Despite the Confederation’s efforts, Dr Laurence Buckman, chairman of the BMA’s GPs’ committee, remained critical. He was worried the new polyclinics would be procured under APMS (alternative providers of medical services) contracts – the route used to bring in private healthcare providers into primary care.

‘This commercialisation of patient care in the community is the very opposite of the personalised care that the government espouses and which family doctors already provide,’ he said.

Though it is keen to publicise the benefits of polyclinics, the Confederation also has some concerns about how they might operate. Its report warned that there was a danger in creating extra capacity – it might lead to more activity with little benefit or simply replicate existing services, whether in the primary or secondary sector. The average cost of treatments may fall but this could mask a rise in the overall cost.

The report insisted that additional, polyclinic-based services had to be thought through – and if it was a substitute for existing services, they had to be reduced correspondingly.

But why would hospital trusts accept this run-down of their services and the ensuing loss of income? The report called for greater flexibility in the way trusts received their income. ‘There are solutions, but the tendency to treat the tariff as though it is written in stone is a problem here,’ it said.

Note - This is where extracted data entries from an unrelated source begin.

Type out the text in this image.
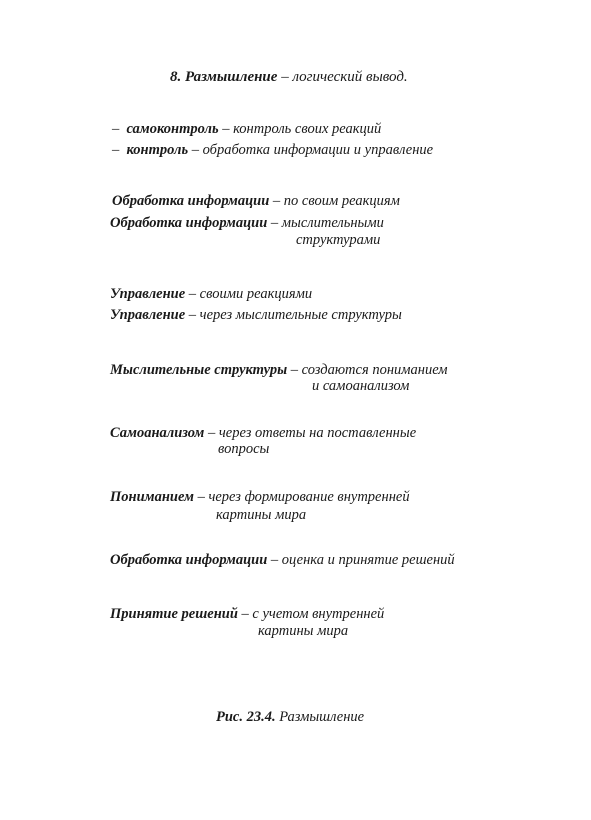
8. Размышление – логический вывод.
– самоконтроль – контроль своих реакций
– контроль – обработка информации и управление
Обработка информации – по своим реакциям
Обработка информации – мыслительными
структурами
Управление – своими реакциями
Управление – через мыслительные структуры
Мыслительные структуры – создаются пониманием
и самоанализом
Самоанализом – через ответы на поставленные
вопросы
Пониманием – через формирование внутренней
картины мира
Обработка информации – оценка и принятие решений
Принятие решений – с учетом внутренней
картины мира
Рис. 23.4. Размышление
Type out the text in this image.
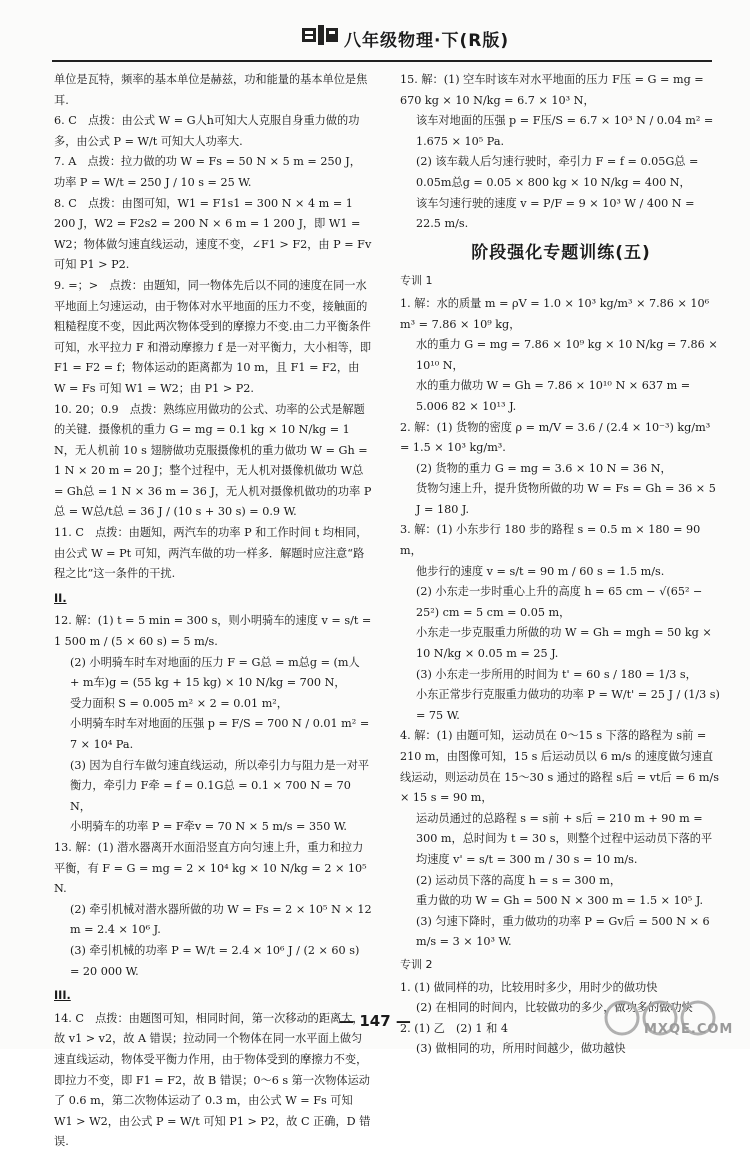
八年级物理·下(R版)

单位是瓦特，频率的基本单位是赫兹，功和能量的基本单位是焦耳.

6. C　点拨：由公式 W = G人h可知大人克服自身重力做的功多，由公式 P = W/t 可知大人功率大.

7. A　点拨：拉力做的功 W = Fs = 50 N × 5 m = 250 J，功率 P = W/t = 250 J / 10 s = 25 W.

8. C　点拨：由图可知，W1 = F1s1 = 300 N × 4 m = 1 200 J，W2 = F2s2 = 200 N × 6 m = 1 200 J，即 W1 = W2；物体做匀速直线运动，速度不变，∠F1 > F2，由 P = Fv 可知 P1 > P2.

9. =；>　点拨：由题知，同一物体先后以不同的速度在同一水平地面上匀速运动，由于物体对水平地面的压力不变，接触面的粗糙程度不变，因此两次物体受到的摩擦力不变.由二力平衡条件可知，水平拉力 F 和滑动摩擦力 f 是一对平衡力，大小相等，即 F1 = F2 = f；物体运动的距离都为 10 m，且 F1 = F2，由 W = Fs 可知 W1 = W2；由 P1 > P2.

10. 20；0.9　点拨：熟练应用做功的公式、功率的公式是解题的关键．摄像机的重力 G = mg = 0.1 kg × 10 N/kg = 1 N，无人机前 10 s 翅膀做功克服摄像机的重力做功 W = Gh = 1 N × 20 m = 20 J；整个过程中，无人机对摄像机做功 W总 = Gh总 = 1 N × 36 m = 36 J，无人机对摄像机做功的功率 P总 = W总/t总 = 36 J / (10 s + 30 s) = 0.9 W.

11. C　点拨：由题知，两汽车的功率 P 和工作时间 t 均相同，由公式 W = Pt 可知，两汽车做的功一样多．解题时应注意“路程之比”这一条件的干扰.

II.

12. 解：(1) t = 5 min = 300 s，则小明骑车的速度 v = s/t = 1 500 m / (5 × 60 s) = 5 m/s.

(2) 小明骑车时车对地面的压力 F = G总 = m总g = (m人 + m车)g = (55 kg + 15 kg) × 10 N/kg = 700 N，

受力面积 S = 0.005 m² × 2 = 0.01 m²，

小明骑车时车对地面的压强 p = F/S = 700 N / 0.01 m² = 7 × 10⁴ Pa.

(3) 因为自行车做匀速直线运动，所以牵引力与阻力是一对平衡力，牵引力 F牵 = f = 0.1G总 = 0.1 × 700 N = 70 N，

小明骑车的功率 P = F牵v = 70 N × 5 m/s = 350 W.

13. 解：(1) 潜水器离开水面沿竖直方向匀速上升，重力和拉力平衡，有 F = G = mg = 2 × 10⁴ kg × 10 N/kg = 2 × 10⁵ N.

(2) 牵引机械对潜水器所做的功 W = Fs = 2 × 10⁵ N × 12 m = 2.4 × 10⁶ J.

(3) 牵引机械的功率 P = W/t = 2.4 × 10⁶ J / (2 × 60 s) = 20 000 W.

III.

14. C　点拨：由题图可知，相同时间，第一次移动的距离大，故 v1 > v2，故 A 错误；拉动同一个物体在同一水平面上做匀速直线运动，物体受平衡力作用，由于物体受到的摩擦力不变，即拉力不变，即 F1 = F2，故 B 错误；0～6 s 第一次物体运动了 0.6 m，第二次物体运动了 0.3 m，由公式 W = Fs 可知 W1 > W2，由公式 P = W/t 可知 P1 > P2，故 C 正确，D 错误.

15. 解：(1) 空车时该车对水平地面的压力 F压 = G = mg = 670 kg × 10 N/kg = 6.7 × 10³ N，

该车对地面的压强 p = F压/S = 6.7 × 10³ N / 0.04 m² = 1.675 × 10⁵ Pa.

(2) 该车载人后匀速行驶时，牵引力 F = f = 0.05G总 = 0.05m总g = 0.05 × 800 kg × 10 N/kg = 400 N，

该车匀速行驶的速度 v = P/F = 9 × 10³ W / 400 N = 22.5 m/s.

阶段强化专题训练(五)
专训 1

1. 解：水的质量 m = ρV = 1.0 × 10³ kg/m³ × 7.86 × 10⁶ m³ = 7.86 × 10⁹ kg，

水的重力 G = mg = 7.86 × 10⁹ kg × 10 N/kg = 7.86 × 10¹⁰ N，

水的重力做功 W = Gh = 7.86 × 10¹⁰ N × 637 m = 5.006 82 × 10¹³ J.

2. 解：(1) 货物的密度 ρ = m/V = 3.6 / (2.4 × 10⁻³) kg/m³ = 1.5 × 10³ kg/m³.

(2) 货物的重力 G = mg = 3.6 × 10 N = 36 N，

货物匀速上升，提升货物所做的功 W = Fs = Gh = 36 × 5 J = 180 J.

3. 解：(1) 小东步行 180 步的路程 s = 0.5 m × 180 = 90 m，

他步行的速度 v = s/t = 90 m / 60 s = 1.5 m/s.

(2) 小东走一步时重心上升的高度 h = 65 cm − √(65² − 25²) cm = 5 cm = 0.05 m，

小东走一步克服重力所做的功 W = Gh = mgh = 50 kg × 10 N/kg × 0.05 m = 25 J.

(3) 小东走一步所用的时间为 t' = 60 s / 180 = 1/3 s，

小东正常步行克服重力做功的功率 P = W/t' = 25 J / (1/3 s) = 75 W.

4. 解：(1) 由题可知，运动员在 0～15 s 下落的路程为 s前 = 210 m，由图像可知，15 s 后运动员以 6 m/s 的速度做匀速直线运动，则运动员在 15～30 s 通过的路程 s后 = vt后 = 6 m/s × 15 s = 90 m，

运动员通过的总路程 s = s前 + s后 = 210 m + 90 m = 300 m，总时间为 t = 30 s，则整个过程中运动员下落的平均速度 v' = s/t = 300 m / 30 s = 10 m/s.

(2) 运动员下落的高度 h = s = 300 m，

重力做的功 W = Gh = 500 N × 300 m = 1.5 × 10⁵ J.

(3) 匀速下降时，重力做功的功率 P = Gv后 = 500 N × 6 m/s = 3 × 10³ W.

专训 2

1. (1) 做同样的功，比较用时多少，用时少的做功快

(2) 在相同的时间内，比较做功的多少，做功多的做功快

2. (1) 乙　(2) 1 和 4

(3) 做相同的功，所用时间越少，做功越快

— 147 —	MXQE.COM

The starting point should be to choose the right clinical path and share the gains, rather than sticking rigidly to the tariff, it added. ‘Gainsharing, transitional relief (subject to the constraints of the competition code) and a variety of other mechanisms are available to deal with this, but it requires high-quality and mature relationships.’

A flexible approach may also be needed to set up polyclinics in rural areas. NHS Alliance chairman Dr Michael Dixon’s College Surgery has set up its own polyclinic, the Integrated Centre for Health, in Devon. Ten GPs offer a range of services out of the building, as well as operating three branch surgeries in neighbouring villages.

Dr Dixon said: ‘Practices need increasingly to work with each other and with other partners in primary care, whether as virtual partners or on one site. But there should not be a single template.’

Polyclinics’ time appears to have come but some barriers stand in their way. There is some concern about PCT management capacity – NHS London’s March board meeting heard that it was ‘likely’ there would be ‘insufficient leadership capacity in PCTs and allied NHS organisations’ to implement Darzi’s reforms. Despite the 2006 reorganisation and fit for purpose reviews, there are said to be similar concerns about PCTs in other parts of the country.

Doctors’ cooperation will be needed if the polyclinic initiative is to succeed but a transparent funding regime will also be vital to incentivise trusts to move treatments out of hospital.